While the other actresses in the video portray women seeing themselves depicted in their dream roles on a large screen--wife, mother, comedian, singer, etc.--Di Quon is shown off to the side, or assisting the women. But hers is one of the first faces shown when the video starts.
|Click here to watch the video.|
And because she was in multiple scenes, she never really left the set like most of the other women.
"They would get to go to his club [Glam Slam] or they would go have dinner," she said.
But the upside was spending time with Prince.
"He was a total gentleman," Di Quon said. "He always made sure you were comfortable."

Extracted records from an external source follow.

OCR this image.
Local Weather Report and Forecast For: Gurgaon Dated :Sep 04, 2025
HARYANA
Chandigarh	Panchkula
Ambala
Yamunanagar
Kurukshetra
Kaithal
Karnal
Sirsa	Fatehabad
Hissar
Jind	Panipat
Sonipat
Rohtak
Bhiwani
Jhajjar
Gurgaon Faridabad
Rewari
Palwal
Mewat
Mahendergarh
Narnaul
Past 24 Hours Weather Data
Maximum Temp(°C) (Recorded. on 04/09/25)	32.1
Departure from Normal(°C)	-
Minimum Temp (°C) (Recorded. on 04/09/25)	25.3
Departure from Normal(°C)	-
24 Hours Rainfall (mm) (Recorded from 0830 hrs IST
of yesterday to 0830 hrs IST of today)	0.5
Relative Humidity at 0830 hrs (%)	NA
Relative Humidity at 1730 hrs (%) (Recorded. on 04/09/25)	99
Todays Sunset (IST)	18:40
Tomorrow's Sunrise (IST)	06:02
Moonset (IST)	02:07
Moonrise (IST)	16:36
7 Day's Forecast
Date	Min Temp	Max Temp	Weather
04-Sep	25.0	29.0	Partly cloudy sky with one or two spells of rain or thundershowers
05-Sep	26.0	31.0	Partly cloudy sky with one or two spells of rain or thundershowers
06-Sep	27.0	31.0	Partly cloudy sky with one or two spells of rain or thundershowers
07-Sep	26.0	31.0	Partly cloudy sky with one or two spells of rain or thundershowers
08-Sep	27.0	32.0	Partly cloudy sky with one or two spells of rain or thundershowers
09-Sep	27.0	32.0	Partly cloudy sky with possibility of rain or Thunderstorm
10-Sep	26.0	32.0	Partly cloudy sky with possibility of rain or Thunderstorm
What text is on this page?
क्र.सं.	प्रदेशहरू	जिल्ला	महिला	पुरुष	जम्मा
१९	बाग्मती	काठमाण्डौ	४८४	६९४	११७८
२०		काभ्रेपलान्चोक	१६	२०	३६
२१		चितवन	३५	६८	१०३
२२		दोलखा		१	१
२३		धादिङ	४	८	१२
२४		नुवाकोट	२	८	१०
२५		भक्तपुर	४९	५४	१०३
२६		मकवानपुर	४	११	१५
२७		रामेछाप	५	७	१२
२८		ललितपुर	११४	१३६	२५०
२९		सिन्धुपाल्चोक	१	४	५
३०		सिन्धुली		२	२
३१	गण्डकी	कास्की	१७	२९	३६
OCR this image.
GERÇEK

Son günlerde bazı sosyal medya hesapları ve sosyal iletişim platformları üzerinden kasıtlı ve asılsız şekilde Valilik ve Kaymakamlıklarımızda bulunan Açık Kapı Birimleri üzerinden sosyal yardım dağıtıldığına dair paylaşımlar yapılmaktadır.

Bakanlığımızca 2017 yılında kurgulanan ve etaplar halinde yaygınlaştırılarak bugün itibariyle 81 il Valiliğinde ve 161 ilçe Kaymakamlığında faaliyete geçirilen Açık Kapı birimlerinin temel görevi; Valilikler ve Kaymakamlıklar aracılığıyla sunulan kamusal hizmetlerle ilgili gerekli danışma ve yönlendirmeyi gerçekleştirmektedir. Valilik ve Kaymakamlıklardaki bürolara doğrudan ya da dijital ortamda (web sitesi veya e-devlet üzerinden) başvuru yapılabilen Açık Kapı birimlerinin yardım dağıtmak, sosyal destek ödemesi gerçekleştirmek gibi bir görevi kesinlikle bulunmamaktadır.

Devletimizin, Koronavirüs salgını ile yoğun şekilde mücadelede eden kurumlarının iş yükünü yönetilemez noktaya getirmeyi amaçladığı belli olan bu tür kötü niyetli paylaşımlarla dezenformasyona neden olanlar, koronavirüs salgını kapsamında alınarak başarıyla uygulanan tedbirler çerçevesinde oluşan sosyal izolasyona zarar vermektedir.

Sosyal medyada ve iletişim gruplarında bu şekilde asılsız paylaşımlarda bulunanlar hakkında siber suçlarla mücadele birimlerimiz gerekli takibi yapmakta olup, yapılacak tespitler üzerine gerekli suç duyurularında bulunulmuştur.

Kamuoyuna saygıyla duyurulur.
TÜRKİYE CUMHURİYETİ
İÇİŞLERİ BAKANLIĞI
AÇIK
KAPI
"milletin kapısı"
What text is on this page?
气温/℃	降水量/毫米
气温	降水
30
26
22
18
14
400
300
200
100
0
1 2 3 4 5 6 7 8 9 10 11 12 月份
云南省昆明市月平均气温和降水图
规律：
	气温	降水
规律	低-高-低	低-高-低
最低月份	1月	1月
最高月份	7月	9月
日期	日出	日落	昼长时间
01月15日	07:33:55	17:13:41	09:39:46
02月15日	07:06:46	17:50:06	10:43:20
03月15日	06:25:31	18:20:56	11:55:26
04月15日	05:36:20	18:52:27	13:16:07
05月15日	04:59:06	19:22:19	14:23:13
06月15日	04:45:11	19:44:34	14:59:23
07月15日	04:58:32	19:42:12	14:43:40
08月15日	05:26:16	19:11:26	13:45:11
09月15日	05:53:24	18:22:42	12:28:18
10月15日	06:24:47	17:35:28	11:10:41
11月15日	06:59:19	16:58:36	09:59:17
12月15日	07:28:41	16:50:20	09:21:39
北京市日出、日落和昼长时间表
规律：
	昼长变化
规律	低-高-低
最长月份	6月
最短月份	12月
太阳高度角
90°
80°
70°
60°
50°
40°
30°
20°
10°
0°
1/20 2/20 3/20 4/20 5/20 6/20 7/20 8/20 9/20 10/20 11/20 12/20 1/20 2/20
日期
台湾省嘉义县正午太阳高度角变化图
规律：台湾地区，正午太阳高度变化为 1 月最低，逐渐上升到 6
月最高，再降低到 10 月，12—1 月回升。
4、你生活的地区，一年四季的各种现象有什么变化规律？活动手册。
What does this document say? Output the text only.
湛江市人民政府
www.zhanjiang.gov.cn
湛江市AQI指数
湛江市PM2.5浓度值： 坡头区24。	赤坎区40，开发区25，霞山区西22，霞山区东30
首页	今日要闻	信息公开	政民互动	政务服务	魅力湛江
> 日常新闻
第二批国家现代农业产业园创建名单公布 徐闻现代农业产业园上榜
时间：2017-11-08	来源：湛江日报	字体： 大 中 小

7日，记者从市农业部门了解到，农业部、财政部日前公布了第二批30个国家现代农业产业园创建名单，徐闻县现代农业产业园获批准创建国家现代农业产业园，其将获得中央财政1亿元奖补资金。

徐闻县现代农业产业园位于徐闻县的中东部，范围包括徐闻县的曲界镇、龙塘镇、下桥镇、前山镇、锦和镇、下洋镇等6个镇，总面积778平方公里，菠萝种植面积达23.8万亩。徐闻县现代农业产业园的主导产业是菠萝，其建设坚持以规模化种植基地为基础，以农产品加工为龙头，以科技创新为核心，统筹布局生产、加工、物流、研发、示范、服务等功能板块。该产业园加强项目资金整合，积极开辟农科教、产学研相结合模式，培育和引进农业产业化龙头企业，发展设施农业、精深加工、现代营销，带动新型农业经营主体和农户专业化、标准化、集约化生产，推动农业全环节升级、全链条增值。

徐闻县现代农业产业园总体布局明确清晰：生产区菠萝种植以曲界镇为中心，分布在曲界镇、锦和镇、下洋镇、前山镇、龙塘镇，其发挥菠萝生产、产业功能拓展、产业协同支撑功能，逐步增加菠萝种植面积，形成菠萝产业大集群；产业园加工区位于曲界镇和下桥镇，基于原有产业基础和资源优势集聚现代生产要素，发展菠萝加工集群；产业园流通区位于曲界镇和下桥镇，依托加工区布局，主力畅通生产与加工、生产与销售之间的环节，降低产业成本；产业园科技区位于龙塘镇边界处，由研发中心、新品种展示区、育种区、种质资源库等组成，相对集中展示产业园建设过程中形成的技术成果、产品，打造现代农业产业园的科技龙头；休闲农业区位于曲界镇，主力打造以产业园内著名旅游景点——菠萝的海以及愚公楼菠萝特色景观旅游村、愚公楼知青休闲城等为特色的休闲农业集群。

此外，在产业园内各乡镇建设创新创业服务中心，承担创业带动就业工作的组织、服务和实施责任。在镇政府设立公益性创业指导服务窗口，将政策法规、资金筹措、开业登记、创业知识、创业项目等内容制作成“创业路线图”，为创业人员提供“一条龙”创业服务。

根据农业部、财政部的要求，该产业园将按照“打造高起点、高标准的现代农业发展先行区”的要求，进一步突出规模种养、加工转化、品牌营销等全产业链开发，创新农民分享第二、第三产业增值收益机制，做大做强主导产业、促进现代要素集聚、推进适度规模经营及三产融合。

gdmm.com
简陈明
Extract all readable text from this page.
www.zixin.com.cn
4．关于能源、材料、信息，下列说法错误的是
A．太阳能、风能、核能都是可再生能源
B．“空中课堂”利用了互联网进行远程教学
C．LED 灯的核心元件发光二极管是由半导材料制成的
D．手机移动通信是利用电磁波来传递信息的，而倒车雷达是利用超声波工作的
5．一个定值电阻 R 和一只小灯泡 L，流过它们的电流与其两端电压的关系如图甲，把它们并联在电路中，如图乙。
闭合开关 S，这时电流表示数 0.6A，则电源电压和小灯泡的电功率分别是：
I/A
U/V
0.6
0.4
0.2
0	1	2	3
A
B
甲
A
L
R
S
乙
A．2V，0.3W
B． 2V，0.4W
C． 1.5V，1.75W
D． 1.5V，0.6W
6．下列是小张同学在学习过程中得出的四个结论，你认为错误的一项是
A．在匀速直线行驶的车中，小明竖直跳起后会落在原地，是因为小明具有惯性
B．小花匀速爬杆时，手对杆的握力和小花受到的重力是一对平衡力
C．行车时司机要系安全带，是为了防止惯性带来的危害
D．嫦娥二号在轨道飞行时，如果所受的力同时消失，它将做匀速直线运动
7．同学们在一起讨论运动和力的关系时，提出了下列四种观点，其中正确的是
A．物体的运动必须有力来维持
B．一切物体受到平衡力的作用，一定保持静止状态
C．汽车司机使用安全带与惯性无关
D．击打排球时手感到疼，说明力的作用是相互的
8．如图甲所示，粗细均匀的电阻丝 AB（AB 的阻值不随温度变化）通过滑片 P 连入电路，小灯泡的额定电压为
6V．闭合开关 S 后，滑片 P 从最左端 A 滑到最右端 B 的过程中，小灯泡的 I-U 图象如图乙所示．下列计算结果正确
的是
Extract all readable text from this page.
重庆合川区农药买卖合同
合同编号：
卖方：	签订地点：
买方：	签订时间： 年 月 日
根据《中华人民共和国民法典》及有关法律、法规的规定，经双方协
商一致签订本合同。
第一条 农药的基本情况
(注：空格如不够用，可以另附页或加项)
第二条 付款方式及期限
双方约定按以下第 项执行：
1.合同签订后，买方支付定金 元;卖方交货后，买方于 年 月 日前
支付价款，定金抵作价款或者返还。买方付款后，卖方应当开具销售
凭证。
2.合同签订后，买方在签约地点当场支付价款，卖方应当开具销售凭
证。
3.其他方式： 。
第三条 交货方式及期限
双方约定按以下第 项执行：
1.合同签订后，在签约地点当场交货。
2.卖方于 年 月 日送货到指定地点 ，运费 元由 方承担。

He even showed her one of his new guitars.
"He's like, 'Do you want to see something?'" Di Quon said. "It was almost like a kid that had something new."
Months after the shoot, she and the rest of the cast were invited to a premiere party at Paisley Park that paled in comparison to the famous NYC nightclubs, like the Limelight and Club USA, where Di Quon would dance.
"His party was 10 steps above that," she said. "One room had tiles on the floor, and you would step on them and they would make sounds. ... [And] it would play back what you just programmed."
Afterwards, Di Quon ran into Prince a few times at a nightclub where she worked.
"He was just so kind," she said. "He has this very larger-than-life persona. ... [But] he was really one of the most normal, down-to-earth people when you're one-on-one with him. ... He was a really great human being and I wish that I had gotten to know him better."
While Prince was encouraging artists to create music independent of record labels, Di Quon went on to work for Sony Music, interacting with megastars like Celine Dion, Marc Anthony and Michael Jackson.
"I think that, because I had that experience with Prince, I was able to be a more capable person in the music industry," she said.
Her connection to Prince also helped her when she transitioned into acting.
"The initial credit of having been in this Prince video that everyone has seen was really meaningful in terms of getting my first shoots," she said.
Today, Di Quon has built an impressive resume of film and TV projects, including roles in "Maid in Manhattan," "Grown Ups" and "Kevin Can Wait." She recently wrapped an indie film, "Soulmate(s)."
Also a wife and mother, Di Quon realized she achieved her goal of doing "everything," as she told Prince 25 years ago.
"I look back and I'm like, 'Wow, I actually did a lot of those things [shown in the video] and I'm still creating the path,'" she said.